I understand that [Dr B] had, after attending conferences on the topic, developed protocols for Ibogaine treatment. I have not seen those protocols but, even if I had seen them, I do not have the knowledge to comment on the value of them in protecting/safeguarding the patient against the recognized risks and side effects of Ibogaine. Apparently the recognized risks of Ibogaine are around cardiovascular disease and seizures — I would hope that [Dr B] was aware of this and what the cardiovascular risks were and how they might be identified.
The final dose of Ibogaine was administered at 8.50 pm [Day 3] (treatment having been started that day) and [Mrs A] was found dead at 6 am [Day 5]. The protocol described would indicate regular monitoring of the patient — there is no comment on recordings made or the state of the patient between the last dose of medication and her being found dead over 30 hours later. I do wonder what observations might have been made and recorded in this time.
Whilst I would not be comfortable attempting to treat drug addicts with Ibogaine myself I accept that there are colleagues who have researched the drugs and are prepared to treat these people in this way, and I respect them for this. Unfortunately, because there are few doctors doing this, it leaves those who are relatively unsupported and vulnerable to criticism and sanction should things go wrong.

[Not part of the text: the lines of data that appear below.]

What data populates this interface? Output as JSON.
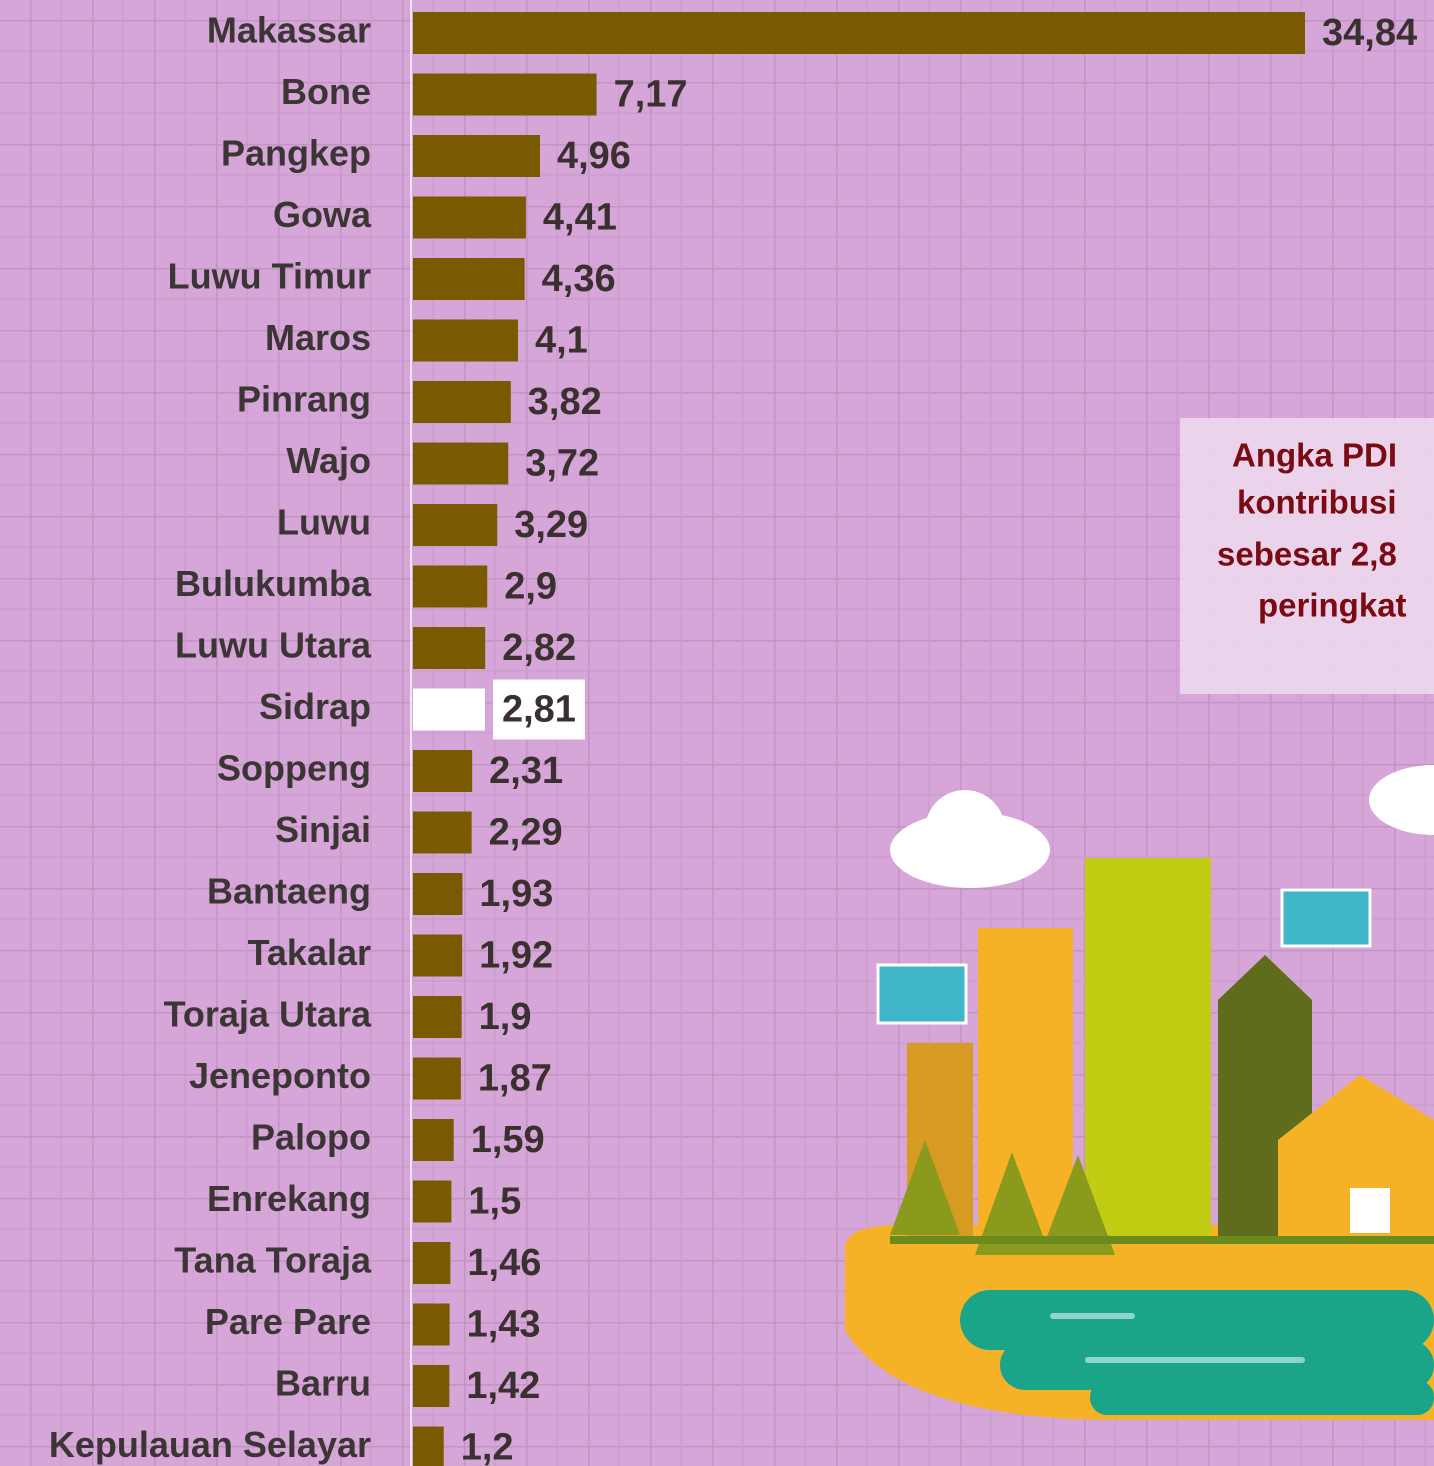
{
  "chart_data": {
    "type": "bar",
    "orientation": "horizontal",
    "categories": [
      "Makassar",
      "Bone",
      "Pangkep",
      "Gowa",
      "Luwu Timur",
      "Maros",
      "Pinrang",
      "Wajo",
      "Luwu",
      "Bulukumba",
      "Luwu Utara",
      "Sidrap",
      "Soppeng",
      "Sinjai",
      "Bantaeng",
      "Takalar",
      "Toraja Utara",
      "Jeneponto",
      "Palopo",
      "Enrekang",
      "Tana Toraja",
      "Pare Pare",
      "Barru",
      "Kepulauan Selayar"
    ],
    "values": [
      34.84,
      7.17,
      4.96,
      4.41,
      4.36,
      4.1,
      3.82,
      3.72,
      3.29,
      2.9,
      2.82,
      2.81,
      2.31,
      2.29,
      1.93,
      1.92,
      1.9,
      1.87,
      1.59,
      1.5,
      1.46,
      1.43,
      1.42,
      1.2
    ],
    "value_labels": [
      "34,84",
      "7,17",
      "4,96",
      "4,41",
      "4,36",
      "4,1",
      "3,82",
      "3,72",
      "3,29",
      "2,9",
      "2,82",
      "2,81",
      "2,31",
      "2,29",
      "1,93",
      "1,92",
      "1,9",
      "1,87",
      "1,59",
      "1,5",
      "1,46",
      "1,43",
      "1,42",
      "1,2"
    ],
    "colors": [
      "#7a5a00",
      "#7a5a00",
      "#7a5a00",
      "#7a5a00",
      "#7a5a00",
      "#7a5a00",
      "#7a5a00",
      "#7a5a00",
      "#7a5a00",
      "#7a5a00",
      "#7a5a00",
      "#ffffff",
      "#7a5a00",
      "#7a5a00",
      "#7a5a00",
      "#7a5a00",
      "#7a5a00",
      "#7a5a00",
      "#7a5a00",
      "#7a5a00",
      "#7a5a00",
      "#7a5a00",
      "#7a5a00",
      "#7a5a00"
    ],
    "annotation": [
      "Angka PDI",
      "kontribusi",
      "sebesar 2,8",
      "peringkat"
    ]
  }
}
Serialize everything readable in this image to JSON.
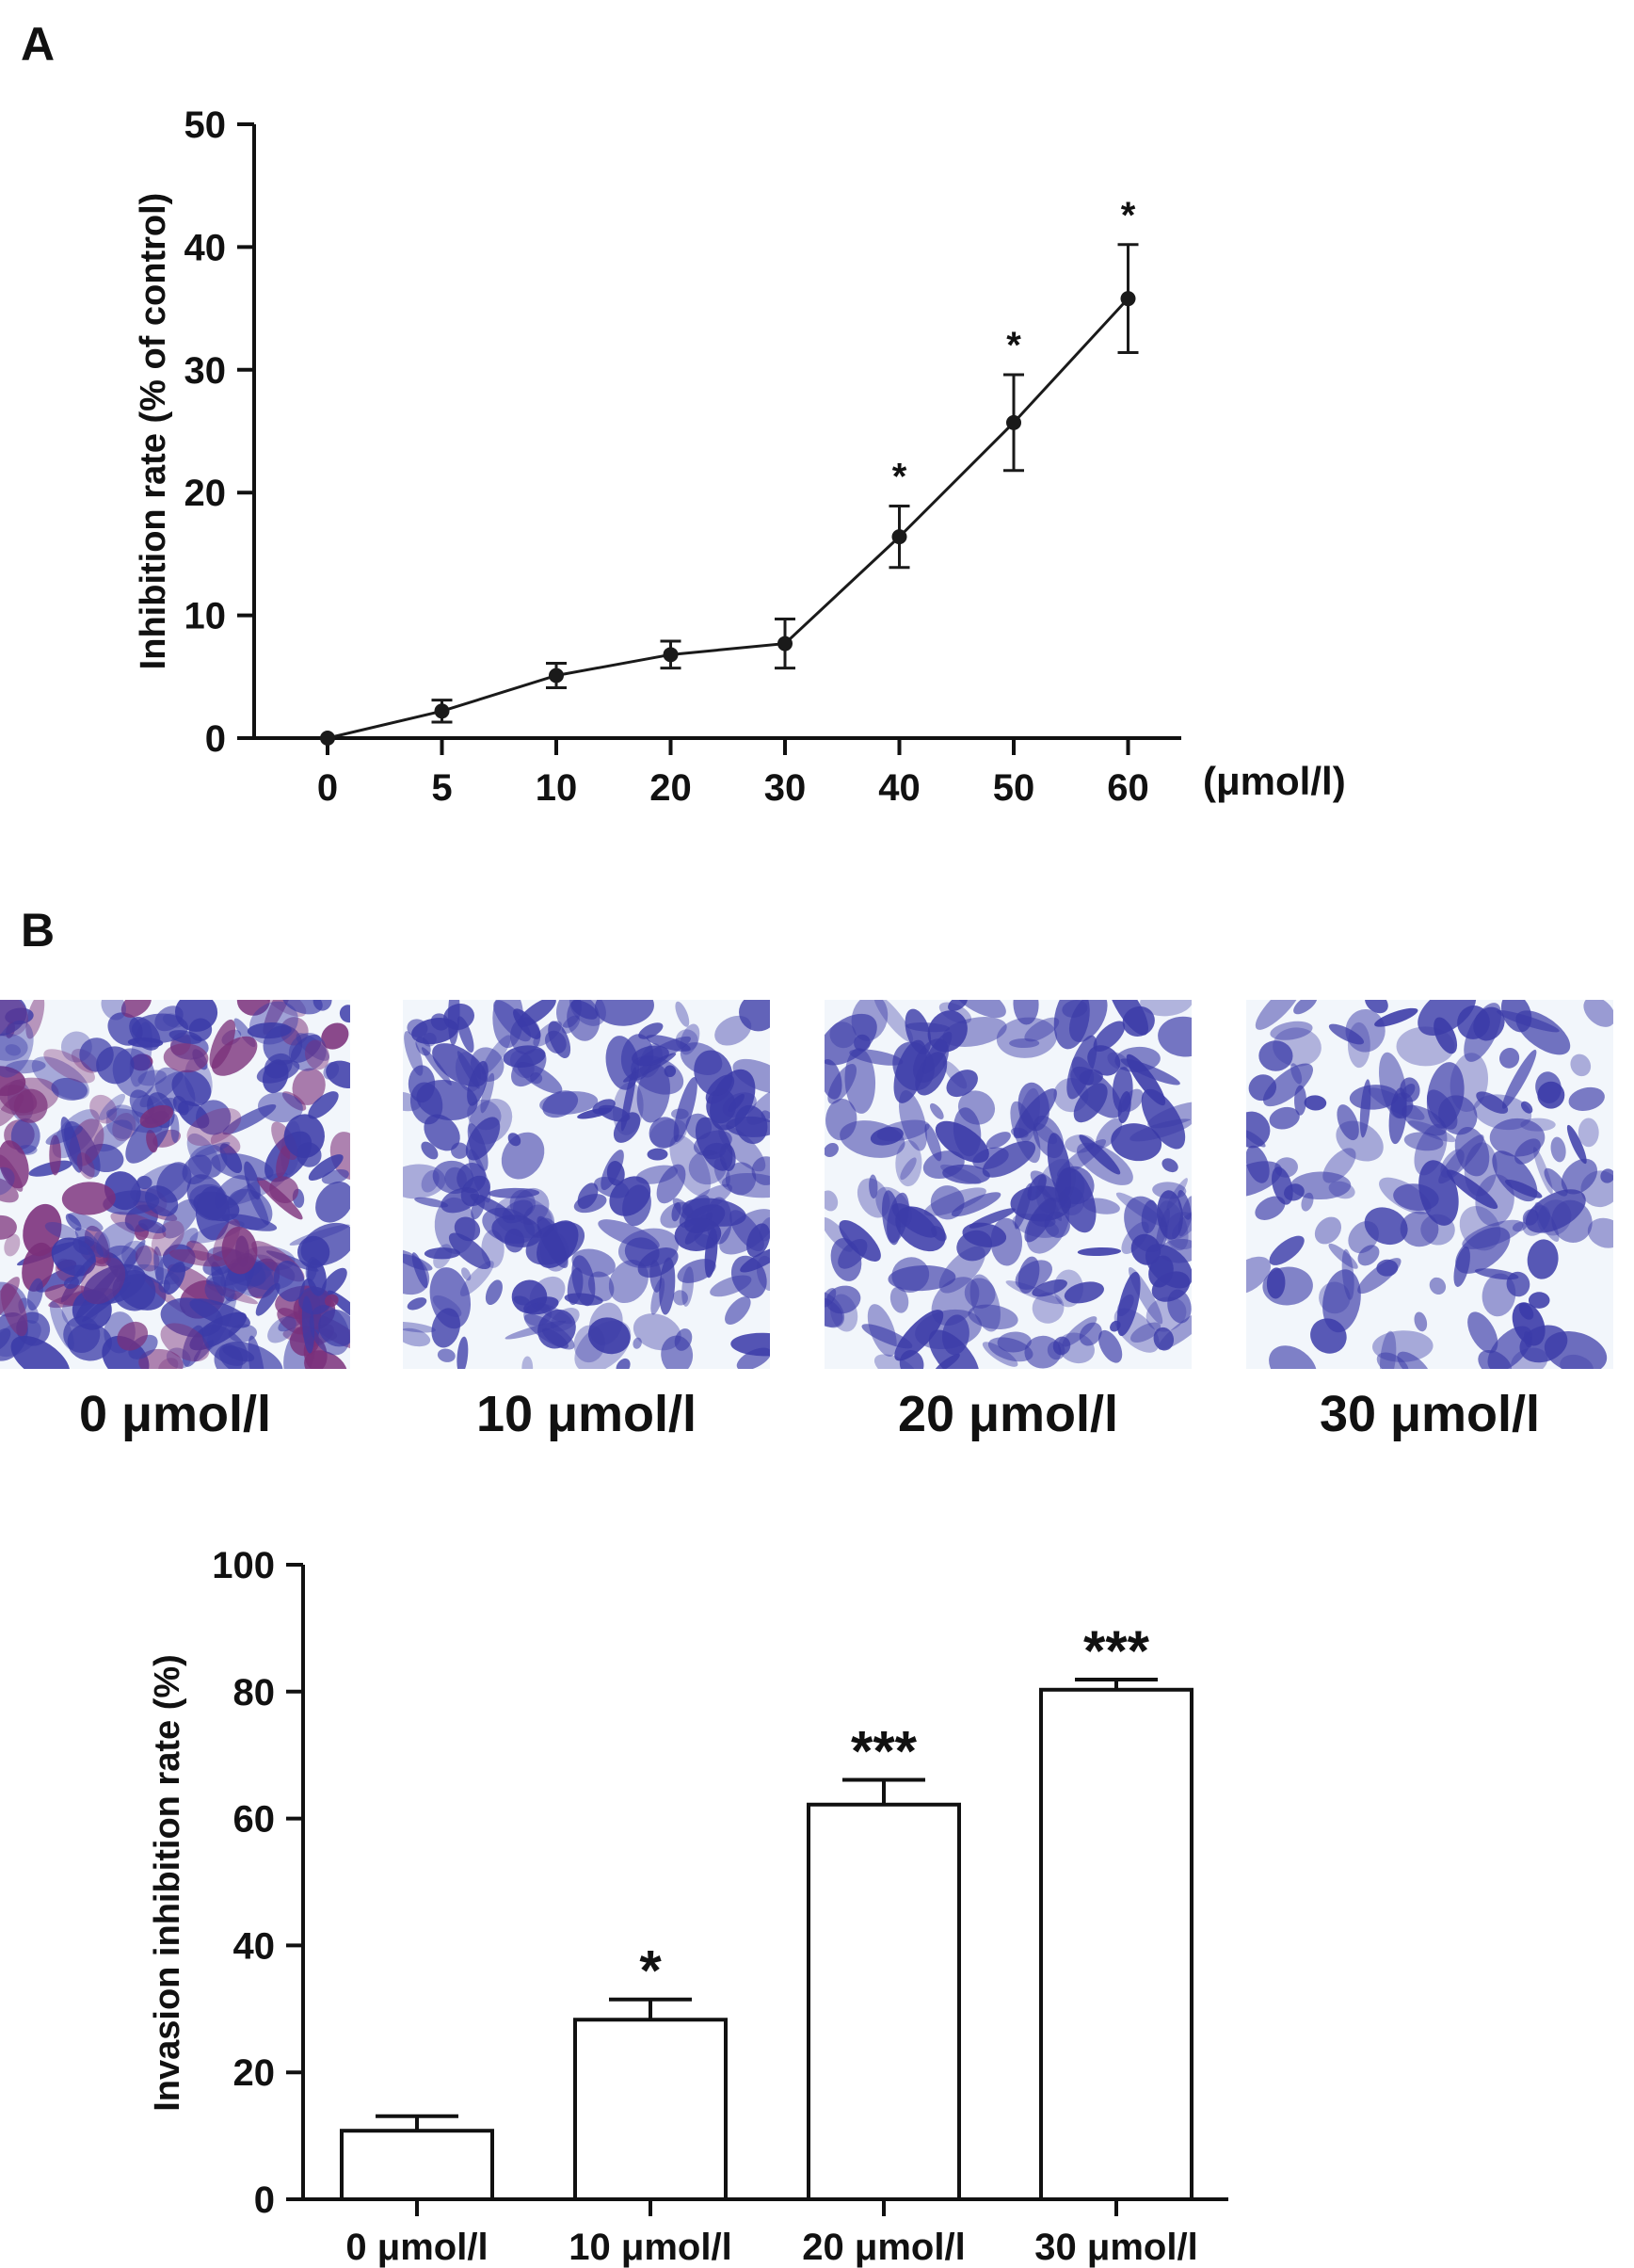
{
  "panels": {
    "a": {
      "letter": "A"
    },
    "b": {
      "letter": "B"
    }
  },
  "chart_data": [
    {
      "type": "line",
      "panel": "A",
      "x": [
        "0",
        "5",
        "10",
        "20",
        "30",
        "40",
        "50",
        "60"
      ],
      "series": [
        {
          "values": [
            0,
            2.2,
            5.1,
            6.8,
            7.7,
            16.4,
            25.7,
            35.8
          ],
          "error": [
            0.2,
            0.9,
            1.0,
            1.1,
            2.0,
            2.5,
            3.9,
            4.4
          ],
          "significance": [
            "",
            "",
            "",
            "",
            "",
            "*",
            "*",
            "*"
          ]
        }
      ],
      "xlabel": "",
      "x_unit": "(μmol/l)",
      "ylabel": "Inhibition rate (% of control)",
      "ylim": [
        0,
        50
      ],
      "yticks": [
        "0",
        "10",
        "20",
        "30",
        "40",
        "50"
      ],
      "grid": false,
      "color": "#1a1a1a"
    },
    {
      "type": "bar",
      "panel": "B",
      "categories": [
        "0 μmol/l",
        "10 μmol/l",
        "20 μmol/l",
        "30 μmol/l"
      ],
      "values": [
        10.8,
        28.3,
        62.2,
        80.3
      ],
      "error": [
        2.3,
        3.2,
        3.9,
        1.6
      ],
      "significance": [
        "",
        "*",
        "***",
        "***"
      ],
      "xlabel": "",
      "ylabel": "Invasion inhibition rate (%)",
      "ylim": [
        0,
        100
      ],
      "yticks": [
        "0",
        "20",
        "40",
        "60",
        "80",
        "100"
      ],
      "grid": false,
      "bar_fill": "#ffffff",
      "bar_stroke": "#111111"
    }
  ],
  "micrographs": {
    "labels": [
      "0 μmol/l",
      "10 μmol/l",
      "20 μmol/l",
      "30 μmol/l"
    ],
    "stain_color": "#3b3ba8",
    "background_color": "#f2f6fb",
    "description_density": [
      0.85,
      0.6,
      0.5,
      0.3
    ]
  }
}
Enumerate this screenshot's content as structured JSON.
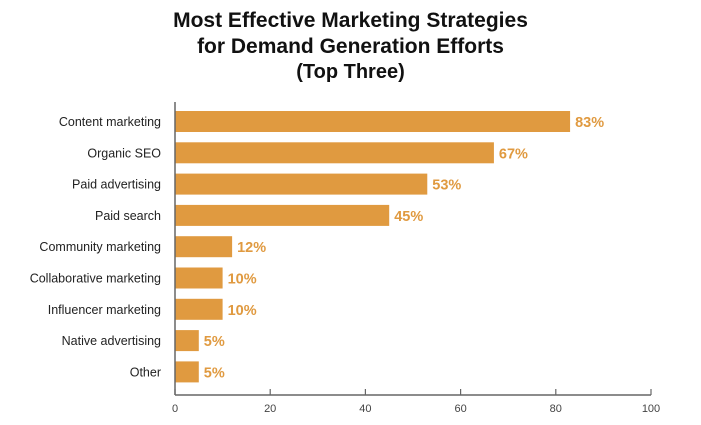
{
  "chart_data": {
    "type": "bar",
    "orientation": "horizontal",
    "title": "Most Effective Marketing Strategies",
    "title_line2": "for Demand Generation Efforts",
    "subtitle": "(Top Three)",
    "categories": [
      "Content marketing",
      "Organic SEO",
      "Paid advertising",
      "Paid search",
      "Community marketing",
      "Collaborative marketing",
      "Influencer marketing",
      "Native advertising",
      "Other"
    ],
    "values": [
      83,
      67,
      53,
      45,
      12,
      10,
      10,
      5,
      5
    ],
    "data_labels": [
      "83%",
      "67%",
      "53%",
      "45%",
      "12%",
      "10%",
      "10%",
      "5%",
      "5%"
    ],
    "xlim": [
      0,
      100
    ],
    "xticks": [
      "0",
      "20",
      "40",
      "60",
      "80",
      "100"
    ],
    "grid": false,
    "bar_color": "#E09A40",
    "label_color": "#E09A40"
  }
}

With my knowledge of ECGs I would not have considered the ECG on [Mrs A] a contra-indication to her being treated with Ibogaine.
In responding to the specific questions asked of me:
1. It was reasonable to classify the ECG as unremarkable.
2. It was not inappropriate for [Dr B] to commence Ibogaine treatment.
3. I doubt if [Dr B] could have ‘usefully’ consulted a specialist about the ECG
4. I doubt if further testing would have changed [Dr B’s] view of the suitability of treatment with Ibogaine for his patient.
5. The sudden cessation of Efexor, whilst not the preferred way and not ideal, was probably inevitable with this patient.
6. To reiterate my comments above:
I do wonder about the monitoring of the patient after the last dose.
I do have some concerns about the lack of support for practitioners practising outside of mainstream accepted practice.”